Роман опускает глаза, не выпуская моей руки:
– Возможно, у нас уже не будет времени съездить к нему до того, как…
– Я знаю, но… – запнувшись, я делаю глубокий вдох, заполняя легкие холодным весенним воздухом. – По поводу прошедшей ночи. Я знаю, ты велел мне не вестись на это, не позволять ей ничего менять. И, может, она ничего, собственно, и не изменила, но я начинаю думать, что нам нужно остановиться и, наверное, как следует подумать… обо всем. Пересмотреть все.
Я утыкаюсь взглядом в его руки.
Он отпускает меня и отстраняется. Я резко втягиваю воздух.
– Слушай, я понимаю: глупо вышло. Но просто ты… ты… ты… – он фыркает, как глохнущий двигатель.
– Я – кто?
– Ты – это ты. Ты понимаешь. Ты все понимаешь. Тебя гложет печаль, как и меня, и – как бы гнетуще это ни звучало – это прекрасно, – Роман гладит меня по лицу, поправляет волосы. – Ты – словно пасмурное небо: красива, даже несмотря на то, что не хочешь быть красивой.
Он ошибается. Не в том дело, что я не хочу, – я не могу быть красивой лишь потому, что была слишком раздавлена печалью и тоской. Замерзший Робот как никто должен знать, что в печали нет ничего прекрасного, или привлекательного, или очаровательного. Тоска безобразна, и те, кто думает иначе, просто ничего не понимают. Думаю, Роман хочет сказать, что он и я безобразны одинаково и в этом есть что-то знакомое, привычное, утешительное. Но утешительное – не синоним красивого.
Я вспоминаю его рисунок. Та девушка сияла красотой не из-за серого неба, а из-за светившейся в ней надежды.
И я больше не хочу, чтобы мы были одинаково безобразны. Не хочу оставаться хмурым небом. Хочу, чтобы мы отыскали надежду. Вместе. Отворачиваюсь от Робота, пряча слезы. После нескольких секунд молчания встаю и отряхиваюсь от пыли.
– Пора ехать.
– Айзел, – настаивает он, – нам надо об этом поговорить.

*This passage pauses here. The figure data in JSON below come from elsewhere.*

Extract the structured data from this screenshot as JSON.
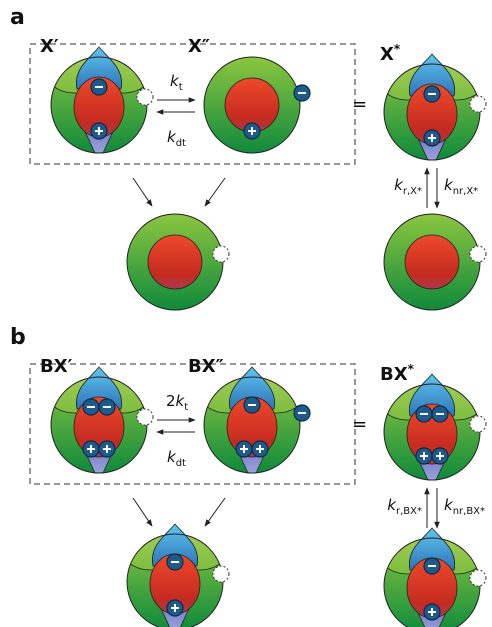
{
  "panels": [
    {
      "label": "a",
      "species": [
        {
          "text": "X′"
        },
        {
          "text": "X″"
        },
        {
          "text": "X",
          "superscript": "*"
        }
      ],
      "equals": "=",
      "rates": {
        "forward": {
          "symbol": "k",
          "subscript": "t"
        },
        "backward": {
          "symbol": "k",
          "subscript": "dt"
        },
        "radiative": {
          "symbol": "k",
          "subscript": "r,X*"
        },
        "nonradiative": {
          "symbol": "k",
          "subscript": "nr,X*"
        }
      }
    },
    {
      "label": "b",
      "species": [
        {
          "text": "BX′"
        },
        {
          "text": "BX″"
        },
        {
          "text": "BX",
          "superscript": "*"
        }
      ],
      "equals": "=",
      "rates": {
        "forward": {
          "coefficient": "2",
          "symbol": "k",
          "subscript": "t"
        },
        "backward": {
          "symbol": "k",
          "subscript": "dt"
        },
        "radiative": {
          "symbol": "k",
          "subscript": "r,BX*"
        },
        "nonradiative": {
          "symbol": "k",
          "subscript": "nr,BX*"
        }
      }
    }
  ]
}
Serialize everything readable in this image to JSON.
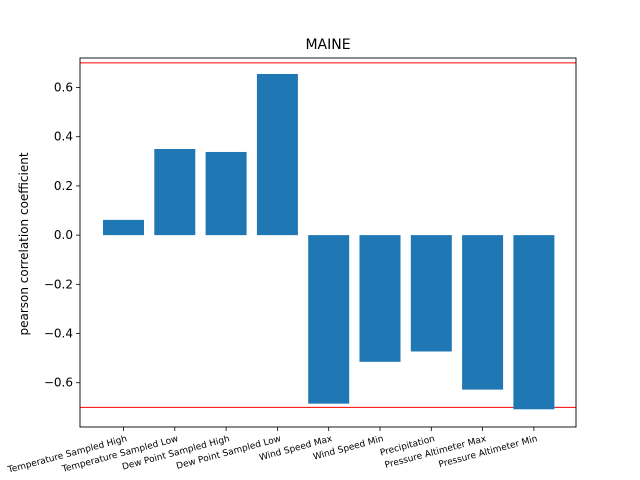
{
  "chart_data": {
    "type": "bar",
    "title": "MAINE",
    "xlabel": "",
    "ylabel": "pearson correlation coefficient",
    "categories": [
      "Temperature Sampled High",
      "Temperature Sampled Low",
      "Dew Point Sampled High",
      "Dew Point Sampled Low",
      "Wind Speed Max",
      "Wind Speed Min",
      "Precipitation",
      "Pressure Altimeter Max",
      "Pressure Altimeter Min"
    ],
    "values": [
      0.062,
      0.35,
      0.338,
      0.655,
      -0.685,
      -0.515,
      -0.473,
      -0.628,
      -0.708
    ],
    "ylim": [
      -0.78,
      0.72
    ],
    "yticks": [
      0.6,
      0.4,
      0.2,
      0.0,
      -0.2,
      -0.4,
      -0.6
    ],
    "ytick_labels": [
      "0.6",
      "0.4",
      "0.2",
      "0.0",
      "−0.2",
      "−0.4",
      "−0.6"
    ],
    "reference_lines": [
      0.7,
      -0.7
    ],
    "grid": false,
    "colors": {
      "bar": "#1f77b4",
      "reference_line": "#ff0000",
      "axis": "#000000"
    }
  }
}
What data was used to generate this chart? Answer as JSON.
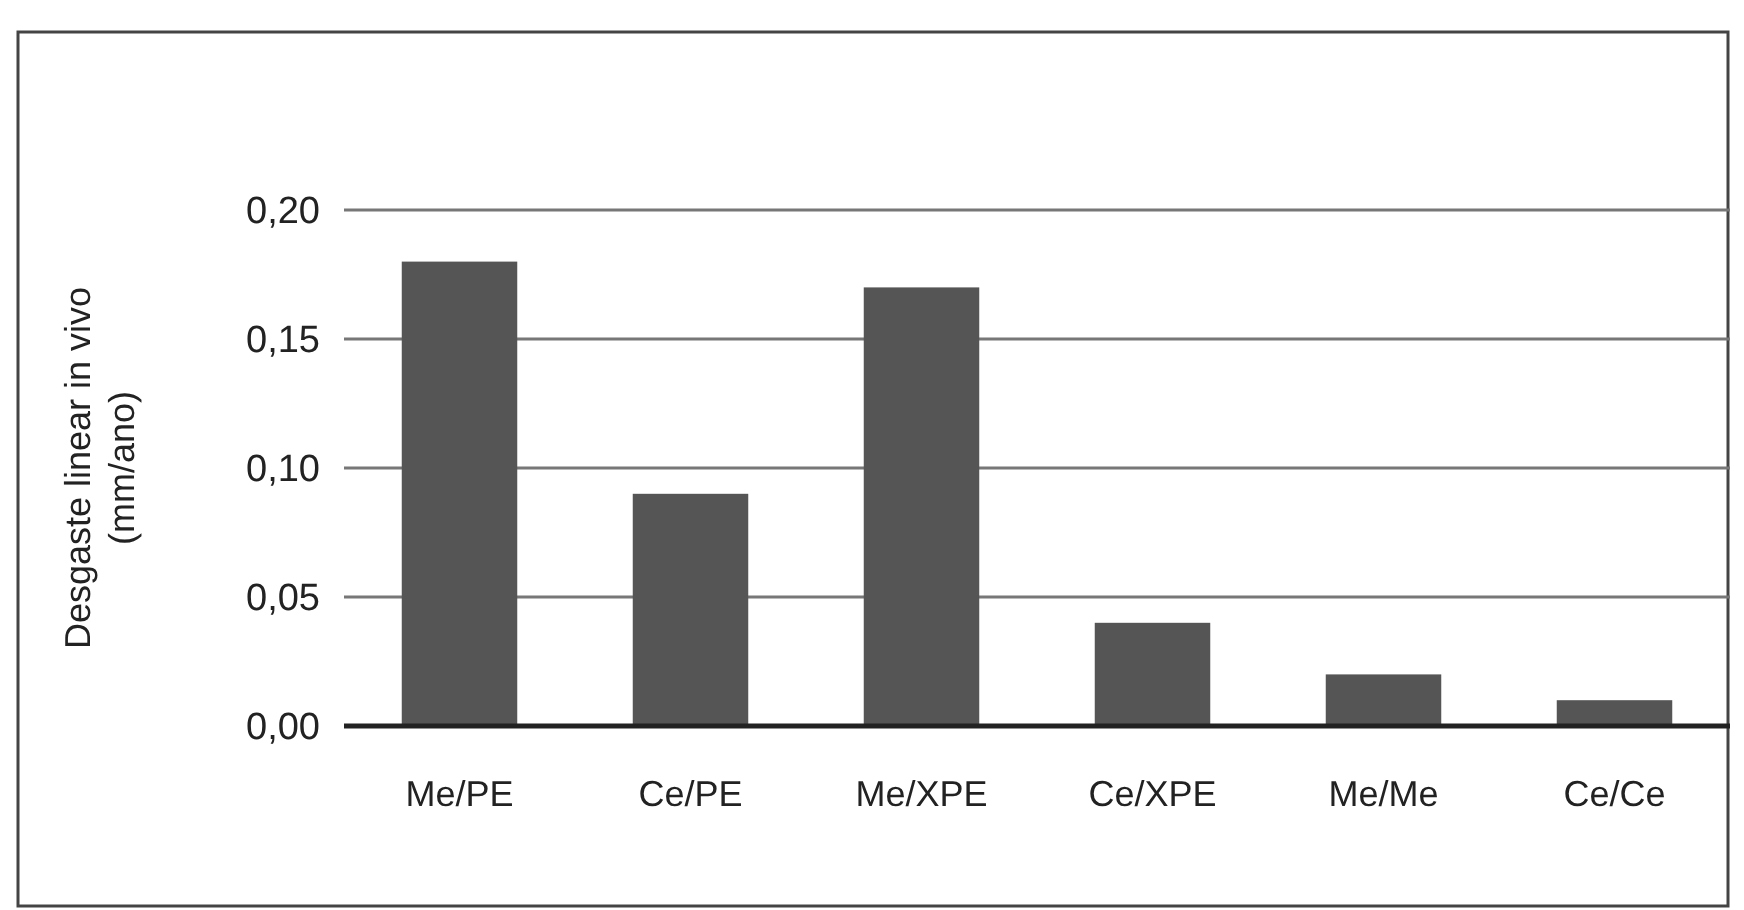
{
  "chart_data": {
    "type": "bar",
    "ylabel": "Desgaste linear in vivo\n(mm/ano)",
    "categories": [
      "Me/PE",
      "Ce/PE",
      "Me/XPE",
      "Ce/XPE",
      "Me/Me",
      "Ce/Ce"
    ],
    "values": [
      0.18,
      0.09,
      0.17,
      0.04,
      0.02,
      0.01
    ],
    "color": "#555555",
    "ylim": [
      0,
      0.2
    ],
    "yticks": [
      {
        "value": 0,
        "label": "0,00"
      },
      {
        "value": 0.05,
        "label": "0,05"
      },
      {
        "value": 0.1,
        "label": "0,10"
      },
      {
        "value": 0.15,
        "label": "0,15"
      },
      {
        "value": 0.2,
        "label": "0,20"
      }
    ],
    "grid": "y"
  }
}
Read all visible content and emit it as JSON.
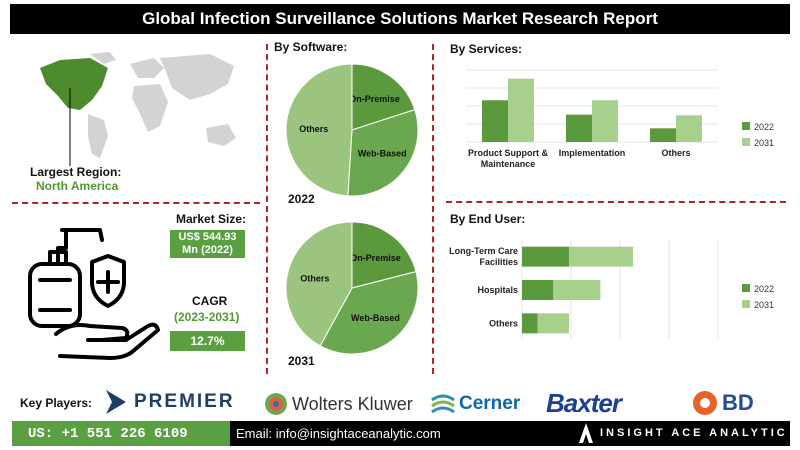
{
  "title": "Global Infection Surveillance Solutions Market Research Report",
  "region": {
    "label": "Largest Region:",
    "value": "North America"
  },
  "market_size": {
    "label": "Market Size:",
    "value_line1": "US$ 544.93",
    "value_line2": "Mn (2022)"
  },
  "cagr": {
    "label": "CAGR",
    "period": "(2023-2031)",
    "value": "12.7%"
  },
  "key_players": {
    "label": "Key Players:",
    "names": [
      "PREMIER",
      "Wolters Kluwer",
      "Cerner",
      "Baxter",
      "BD"
    ]
  },
  "footer": {
    "phone": "US: +1 551 226 6109",
    "email": "Email: info@insightaceanalytic.com",
    "brand": "INSIGHT ACE ANALYTIC"
  },
  "colors": {
    "dark_green": "#5a9a3c",
    "light_green": "#a8d08d",
    "mid_green": "#6aa84f",
    "divider": "#b22222"
  },
  "chart_data": [
    {
      "type": "pie",
      "title": "By Software:",
      "year_label": "2022",
      "labels": [
        "On-Premise",
        "Web-Based",
        "Others"
      ],
      "values": [
        20,
        31,
        49
      ],
      "colors": [
        "#5a9a3c",
        "#6aa84f",
        "#9bc57f"
      ]
    },
    {
      "type": "pie",
      "year_label": "2031",
      "labels": [
        "On-Premise",
        "Web-Based",
        "Others"
      ],
      "values": [
        21,
        37,
        42
      ],
      "colors": [
        "#5a9a3c",
        "#6aa84f",
        "#9bc57f"
      ]
    },
    {
      "type": "bar",
      "title": "By Services:",
      "categories": [
        "Product Support & Maintenance",
        "Implementation",
        "Others"
      ],
      "category_lines": [
        [
          "Product Support &",
          "Maintenance"
        ],
        [
          "Implementation"
        ],
        [
          "Others"
        ]
      ],
      "series": [
        {
          "name": "2022",
          "values": [
            0.58,
            0.38,
            0.19
          ],
          "color": "#5a9a3c"
        },
        {
          "name": "2031",
          "values": [
            0.88,
            0.58,
            0.37
          ],
          "color": "#a8d08d"
        }
      ],
      "ylim": [
        0,
        1
      ],
      "legend": "right"
    },
    {
      "type": "bar",
      "orientation": "horizontal",
      "stacked": true,
      "title": "By End User:",
      "categories": [
        "Long-Term Care Facilities",
        "Hospitals",
        "Others"
      ],
      "category_lines": [
        [
          "Long-Term Care",
          "Facilities"
        ],
        [
          "Hospitals"
        ],
        [
          "Others"
        ]
      ],
      "series": [
        {
          "name": "2022",
          "values": [
            0.36,
            0.24,
            0.12
          ],
          "color": "#5a9a3c"
        },
        {
          "name": "2031",
          "values": [
            0.49,
            0.36,
            0.24
          ],
          "color": "#a8d08d"
        }
      ],
      "xlim": [
        0,
        1.5
      ],
      "legend": "right"
    }
  ]
}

– Да. Просто я не знаю, что сказать.
Он стискивает мою руку, и все, что я могу, – это сжать его пальцы в ответ. Я ужасно боюсь его отпустить. Потерять его.
Воскресенье, 31 марта
Проведя за рулем около часа, по указателю перед съездом с шоссе я сворачиваю к маленькой кафешке. Роман, проспавший всю дорогу, медленно разлепляет глаза, когда я заезжаю на парковку:
– Где мы?
– Я подумала, лучше покормить тебя, перед тем как сдавать мамочке.
Он улыбается мне своей слабой улыбкой, и при виде нее у меня сжимается сердце от боли, поэтому я отворачиваюсь и смотрю в лобовое стекло. Пошел дождь, а вдалеке даже слышатся раскаты грома.